The Complexities of Intestacy in Texas

Many people may assume that if they are married and die intestate (without a will), their surviving spouse will inherit their entire estate.

You might be surprised to learn that this is not always the case. The way property is characterized is important in determining who inherits the property when its owner dies.

In Texas, property owned by a married person is classified as either community property or separate property.

Community Property in Texas

It is presumed that all property acquired during marriage is community property. Under Texas laws if a married person dies without a valid will, and is survived by a spouse and children, then:

    1. The surviving spouse will inherit all community property if all the decedent’s children are also the children of the surviving spouse;
    2. Otherwise, all the decedent’s one-half interest in the community estate of the marriage passes to his or her children, with the surviving spouse keeping only his or her one-half interest.

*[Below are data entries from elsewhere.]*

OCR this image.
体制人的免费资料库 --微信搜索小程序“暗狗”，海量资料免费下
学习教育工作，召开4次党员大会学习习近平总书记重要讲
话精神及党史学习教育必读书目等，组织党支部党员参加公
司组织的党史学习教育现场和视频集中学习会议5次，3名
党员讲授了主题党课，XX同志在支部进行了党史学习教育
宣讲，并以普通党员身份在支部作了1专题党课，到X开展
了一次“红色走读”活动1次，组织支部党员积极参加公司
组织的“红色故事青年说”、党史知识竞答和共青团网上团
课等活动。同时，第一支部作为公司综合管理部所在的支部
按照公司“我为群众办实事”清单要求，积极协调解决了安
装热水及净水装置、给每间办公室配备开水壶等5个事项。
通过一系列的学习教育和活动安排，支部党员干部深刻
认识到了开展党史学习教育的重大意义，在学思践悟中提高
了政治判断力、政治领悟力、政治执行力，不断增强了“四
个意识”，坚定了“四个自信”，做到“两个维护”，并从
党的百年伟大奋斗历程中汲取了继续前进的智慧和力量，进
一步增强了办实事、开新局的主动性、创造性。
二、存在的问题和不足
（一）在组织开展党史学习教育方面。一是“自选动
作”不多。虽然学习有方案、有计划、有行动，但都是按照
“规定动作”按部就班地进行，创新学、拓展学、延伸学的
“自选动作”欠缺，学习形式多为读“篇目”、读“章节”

Separate Property in Texas

Property is characterized as separate property if it is: (1) acquired before marriage, (2) obtained by gift under a will or through inheritance, or (3) obtained with directly traceable separate property funds.

Under Texas laws, if a married person dies without a valid will, and is survived by a spouse and children:

    1. The surviving spouse is entitled to one third of the deceased spouse’s separate personal property,
    2. And the surviving spouse receives only a life estate (the right to use the property until his or her death) in one-third of the deceased spouse’s separate real property. The rest would be inherited outright by the children of the deceased spouse.

In cases where the deceased spouse has no children or other descendants, the surviving spouse would be entitled to all the separate personal property.

But if the deceased spouse has surviving parents and siblings, the surviving spouse would only be entitled to one-half of the separate real property with the other half passing to the parents, siblings or descendants of siblings in a manner set forth by the statutes.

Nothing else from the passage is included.